I began to think about our words on the phone long after the conversation was over.   I remember in school; I was one of those last minute dead-line students most of the time.  Not because I wanted it to drag that unfinished assignment out forever . . .  why?

And, then I answered my own question.  It was fear.  Fear of judgment.  Fear of not getting a good grade.  Fear of not being “good enough.”  Fear of disappointing my parents.  There were so many unsaid and made up things in my mind.  Is this what the pervading persistence of our procrastinational phears (fears) produce?  In the end, it was the fear of not completing the task which over came the fear of the final outcome.  One fear was just bigger than the other and the assignment was turned in. That was then—and this is now.  It is not the class assignment, but our life and our future.  What do we want to create?  The slate is blank; anything we can imagine can be  ours. Our vision is there alive within and without—do we nourish the dream?

So as the starting blocks are set and the white chalk lines mark the track lanes, I ask can we walk through our fears with trust and confidence that we are enough?  That perhaps ‘the fear’ was placed there, as a test to ourselves? Is it there for us to challenge the very thing that scares us the most with ironically love of the Universe as our greatest and biggest ally and support however hidden it may appear?  I must confess, when your in the middle of the storm, it never seems that way. 
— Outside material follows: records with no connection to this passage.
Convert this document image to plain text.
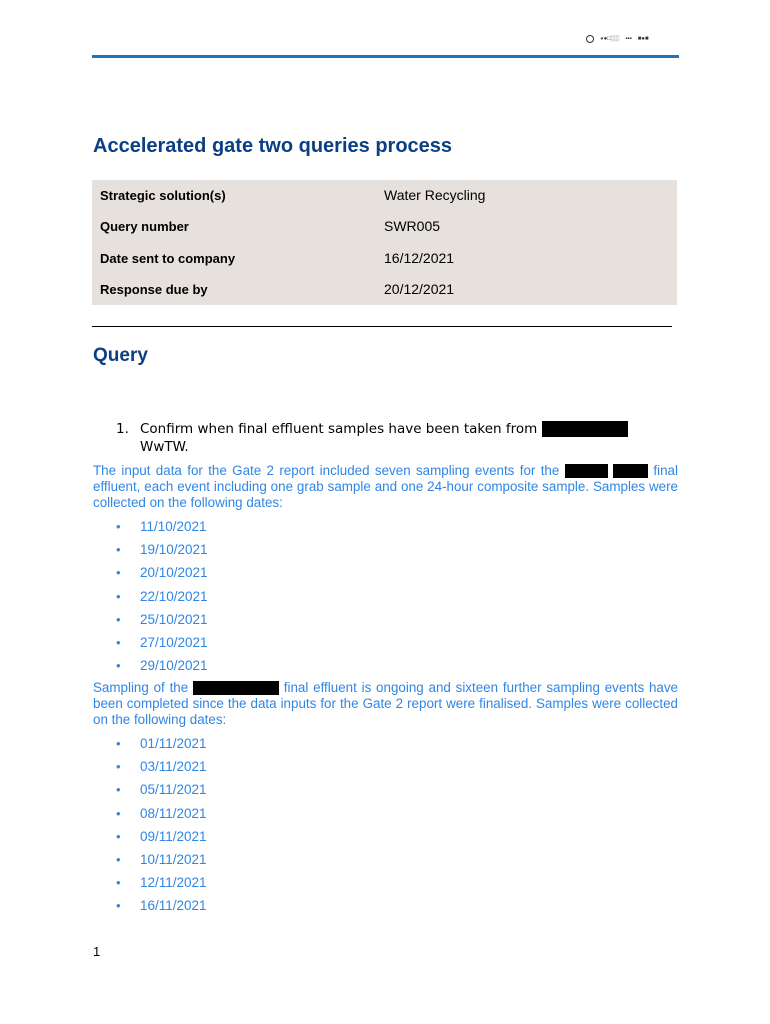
◕●□░░ ▪▪▪ ■●■
Accelerated gate two queries process
Strategic solution(s)	Water Recycling
Query number	SWR005
Date sent to company	16/12/2021
Response due by	20/12/2021
Query
1. Confirm when final effluent samples have been taken from
WwTW.
The input data for the Gate 2 report included seven sampling events for the	final effluent, each event including one grab sample and one 24-hour composite sample. Samples were collected on the following dates:
• 11/10/2021
• 19/10/2021
• 20/10/2021
• 22/10/2021
• 25/10/2021
• 27/10/2021
• 29/10/2021
Sampling of the	final effluent is ongoing and sixteen further sampling events have been completed since the data inputs for the Gate 2 report were finalised. Samples were collected on the following dates:
• 01/11/2021
• 03/11/2021
• 05/11/2021
• 08/11/2021
• 09/11/2021
• 10/11/2021
• 12/11/2021
• 16/11/2021
1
  It looks different for us all.  But, I challenge you to meet your biggest fear head on.  Step into “the new you.”  Be proud of who you are.  Meet the challenge with love knowing that you are supported on every level.  Gather your tribe that loves you no matter what unconditionally.  Could it be a soul family—rather than biological one?  Is that a healthy change for you? A sister from another mother who happens to be your biggest cheer leader?  Or that new friend form work that “gets you.” If you don’t have that—make that declaration now.   As the race into 2016 begins—know that there is really no race and no destination.  It is the journey we call life. Always changing, always challenging and always carrying us to the next level.  It is as fulfilling and amazing as we choose to make it. Pick up your kaleidoscope and twist the end of the rotating tube and create a new reflection for yourself.  What is your heart’s desire?  It will not look the same for you as for your sister, brother, parents or best friends.  Have the courage to just “be you.”  

Set your intention. Write your vision and goals on a sheet of paper. Put it in an envelope and put it away in a drawer. Be aware that things may not show up how you “had planned.” Watch for the synchronicity.  Trust and have faith.  Take steps to move toward your new goals and visions. And then have the courage to make the leap when the opportunity arrives at your door.  Lastly, I include a favorite mantra.  Print it out—put it on your mirror and say it at least once a day.  This is co-creating at its best!  

I wish you all a joyous—peace-filled and co-creative 2016 as you step into your true magnificence and leave the old fearful ways of procrastination behind in 2015.

“Inspired Wellness from Within”

Cathy Silver, HC, AADP

www.cathrinesilver.com

 

 

Look into the mirror.  Look in your eyes, and say the words:

“I AM that I AM.  I deserve to be here, loved by God.  I am magnificent.”